Евреи государства Российского. XV – начало XX вв. — страница 30 из 85

Героем нашего рассказа является, однако, не сей достойный муж, а его старший сын Карл, приехавший вместе с отцом в Первопрестольную в шестилетнем возрасте. Человек книжный, Иоганн Венцель определил своих детей Карла, Фридриха и Генриха в гимназию Московского университета, взяв на себя расходы на их образование. И своекоштный ученик Карл Габлиц штудировал там арифметику, геометрию, историю, географию, логику, метафизику, риторику, постигал латинский, греческий и французский языки. «Российскому же языку принужден был научиться самоучкою, потому что в оной гимназии тогда еще не было особого для сего класса». Впрочем, Карл овладел им настолько, что вскоре говорил без акцента, а писал складно и без ошибок, не уступая природным русакам. Учился он самозабвенно и легко, знания хватал с жадностью и не единожды получал награды за прилежание. 30 июля 1768 года, шестнадцати лет от роду, он как один из лучших выпускников был благополучно произведен в студенты.

Отец хотел, чтобы сын стал искусным врачевателем, почитая это делом и почтенным, и весьма доходным. И хотя тот твердил, что не по душе ему докторское ремесло, а он «великую наклонность к путешествиям» имеет, Габлиц-старший упрямо стоял и настоял на своем: Карл начал слушать лекции на медицинском факультете. Одна отрада, что будущие медики обучались тогда натуральной истории, географии, земледелию, минералогии, «рудокопной и пробирной химии», и эти предметы были любы новоиспеченному студенту. И все же он «скучал школьною жизнью в университете». Может статься, Карл бы и свыкся с ней и выбился в конце концов в эскулапы, и в эскулапы изрядные. Но случилась судьбоносная встреча, все поставившая разом на свои места, – и наш герой стал заниматься в жизни тем, что было ему по сердцу и к чему, как оказалось, он был призван: «Провидение Божие, располагающее судьбами человечества, предначертало мне совсем иное поприще, на коем проходя разные многотрудные должности, наконец достиг до высших чинов и достоинств, також по разным временам и в разные царствования удостоен был от монарших щедрот различных за заслуги мои наград, чем и устроилось мое благосостояние», – так несколько высокопарно изъяснится он по сему поводу уже на закате дней.

А тогда, на исходе лета 1768 года, московский дом Габлицов посетил молодой профессор ботаники, ординарный академик Самуил Готлиб Гмелин (он незадолго до того «нечаянно» познакомился с нашим литейщиком). Профессор готовил тогда экспедицию Петербургской Академией наук на юг России и в Персию для физических наблюдений и вербовал туда людей пытливых и умом острых. Он сразу же обратил внимание на Карла, оценил его смекалку, тягу к новому и нашел в нем своего горячего сподвижника. Осталось уговорить Иоганна Венцеля, но тот отпускать сына вдаль от себя и университетских пенатов не хотел нипочем. Ведь Гмелин, хоть и профессор, но так непозволительно молод, что доверить ему свое чадо отец страшился.
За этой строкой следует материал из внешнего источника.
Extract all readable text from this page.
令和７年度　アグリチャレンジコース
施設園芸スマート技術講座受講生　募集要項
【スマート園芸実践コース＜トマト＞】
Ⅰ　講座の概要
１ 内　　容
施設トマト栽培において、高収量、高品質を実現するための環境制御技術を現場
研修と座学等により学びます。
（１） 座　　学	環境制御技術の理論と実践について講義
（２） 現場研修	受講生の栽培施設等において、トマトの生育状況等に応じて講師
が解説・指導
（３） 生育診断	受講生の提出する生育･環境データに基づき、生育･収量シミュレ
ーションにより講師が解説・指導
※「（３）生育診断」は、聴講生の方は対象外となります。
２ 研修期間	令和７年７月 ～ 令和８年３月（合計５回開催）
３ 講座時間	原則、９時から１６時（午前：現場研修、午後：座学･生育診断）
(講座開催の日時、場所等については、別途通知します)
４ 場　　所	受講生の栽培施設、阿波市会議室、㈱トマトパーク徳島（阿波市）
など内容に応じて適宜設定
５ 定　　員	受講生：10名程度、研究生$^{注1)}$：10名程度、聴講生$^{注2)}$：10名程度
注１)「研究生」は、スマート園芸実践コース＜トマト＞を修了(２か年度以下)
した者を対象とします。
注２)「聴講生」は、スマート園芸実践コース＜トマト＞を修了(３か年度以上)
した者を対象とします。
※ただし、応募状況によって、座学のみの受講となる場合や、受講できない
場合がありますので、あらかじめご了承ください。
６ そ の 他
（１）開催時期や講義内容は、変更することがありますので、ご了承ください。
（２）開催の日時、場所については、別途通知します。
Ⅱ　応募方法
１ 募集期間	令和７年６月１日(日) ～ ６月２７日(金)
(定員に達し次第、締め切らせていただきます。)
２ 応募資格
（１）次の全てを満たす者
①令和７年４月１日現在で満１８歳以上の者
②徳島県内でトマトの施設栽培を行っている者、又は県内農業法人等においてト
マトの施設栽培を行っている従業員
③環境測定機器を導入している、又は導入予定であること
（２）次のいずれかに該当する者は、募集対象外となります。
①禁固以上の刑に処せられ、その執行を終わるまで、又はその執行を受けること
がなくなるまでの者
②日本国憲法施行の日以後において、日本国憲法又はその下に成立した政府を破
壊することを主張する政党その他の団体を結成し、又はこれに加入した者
Неизвестно, на какие педали нажимал Гмелин, убеждая упрямого родителя смягчиться. Возможно, говорил ему о том, что он сам сын лекаря и лекарь, о чем и диплом Тюбингенского университета имеет, что в экспедиции доктора очень даже надобны (и то была сущая правда!) и он, Самуил Гмелин, лично обучит Карла навыкам врачевания. Ему настойчиво вторил и Карл, то отчаянно ораторствуя (не зря риторику изучал), то заунывно канюча. Да еще привлек на свою сторону «некоторых приятелей, притом бывших», – тех, что у отца весом пользовались. И вот победа – Иоганн Венцель сдался, и наш студент стал готовиться к экспедиции, разрешение на участие в которой получил от Академии в марте 1769 года. «И тогда же я, на семнадцатом году от роду, – пишет далее Карл, – оставя впервые родительский дом, отправился в путь до Воронежа, где Гмелин зимовал. По прибытии моем туда он принял меня весьма ласково и вскоре полюбил меня так, что до самой кончины своей… оставался мне другом».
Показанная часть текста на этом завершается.